Os próprios jogos, alerta, funcionam de modo que, "quanto mais matar mais prémios a criança ganha".
Outro factor agravante, é que cada casa normalmente tem "mais do que uma" televisão. E, muitas crianças, hoje em dia, "erradamente, têm televisão no quarto", o que, a seu ver, as deixa ainda mais "isoladas" da família e do acompanhamento de que necessitam.
"Não me refiro a proibir, mas há que acompanhar os programas a que os filhos assistem".
Falando da Internet, afirmou ser "ainda mais perigosa do que a televisão", pois as crianças registam-se em sites "de adultos, que até ensinam a construir uma bomba, dando dados falsos". Em Portugal, a sua taxa de penetração é "superior a 59%".
Referindo-se à informação disponível actualmente na televisão, afirma tratar-se de um jornalismo mais "interpretativo, do que descritivo, no qual a prioridade é o tema" e, não os factos. É pedido ao jornalista para agir como "analista do acontecimento", a pontos do sound bite nos Estados Unidos, ser de "12 segundos e passar a 10, em 1988"- enfatiza, salientando que "por cada minuto que um candidato presidencial fala, o jornalista fala cinco".
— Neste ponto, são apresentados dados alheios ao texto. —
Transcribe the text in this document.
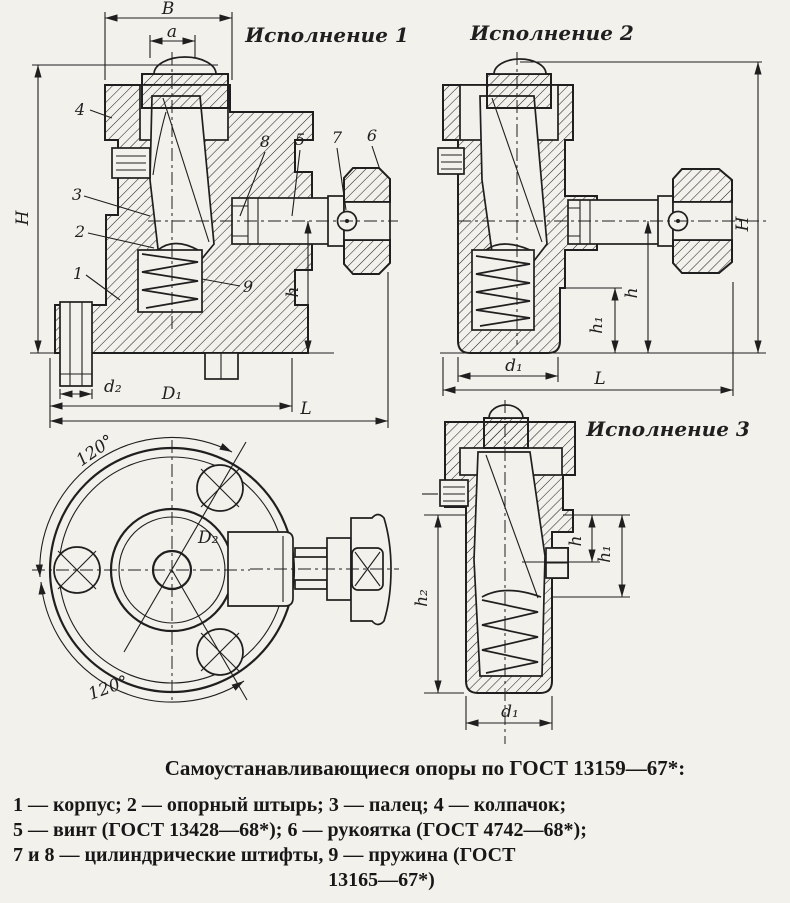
Исполнение 1
B
a
H
h
d₂ D₁
L
4
3
2
1
8 5 7 6
9
Исполнение 2
H
h
h₁
d₁
L
Исполнение 3
h₂
h
h₁
d₁
120°
120°
D₂
Самоустанавливающиеся опоры по ГОСТ 13159—67*:
1 — корпус; 2 — опорный штырь; 3 — палец; 4 — колпачок;
5 — винт (ГОСТ 13428—68*); 6 — рукоятка (ГОСТ 4742—68*);
7 и 8 — цилиндрические штифты, 9 — пружина (ГОСТ
13165—67*)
Para mais uma vez mostrar que nem tudo o que a televisão transmite é verdade, o director lembra que, muitas vezes, as pessoas se queixam de que o que apareceu no ecran não corresponde à verdade, que "a frase está fora do contexto". O que, na sua opinião, é um sinal da "diminuição da capacidade crítica do espectador".
O jornalista deve apresentar factos que o espectador interpreta, mas, lamenta, "a papa está toda feita". E esta situação não pode continuar, alerta, defendendo que temos que demonstrar ter uma "atitude crítica" em relação ao que vemos e duvidar".
Na opinião de Lopes de Araújo, a televisão mudou "profundamente nos últimos dois anos". Actualmente, a pessoa escolhe o que quer ver e, no "Youtube, pode ver conteúdos de vários canais quando quer".
Argumenta, também, que "os media, em especial a televisão, não substituem os educadores e a família e os pais não podem pôr a criança em frente à televisão, por terem trabalho".
"Não há uma criança que não deixe de ver televisão, para um dos pais lhe contar uma história"- enfatiza.
Falando sobre os tipos de público da televisão, apresenta as crianças como o mais procurado, pois elas "assistem ao mesmo programa várias vezes, vêem o programa todo de seguida e adoram publicidade".
No que toca a agir, o director afirma ser necessário "educar para a televisão, orientar a televisão para a educação e ensinar a debater a sua temática", pois, a seu ver, as pessoas "não se sabem exprimir".
Segundo Emanuel Oliveira de Medeiros, professor e presidente do Conselho Coordenador dos Estágios Pedagógicos, o Colóquio teve como grande objectivo proporcionar uma "reflexão interdisciplinar" que saliente a possível interligação entre a Educação e a Comunicação Social, numa perspectiva de "cidadania".

Raquel Moreira
Public in Terra Nostra, Abril de 2008.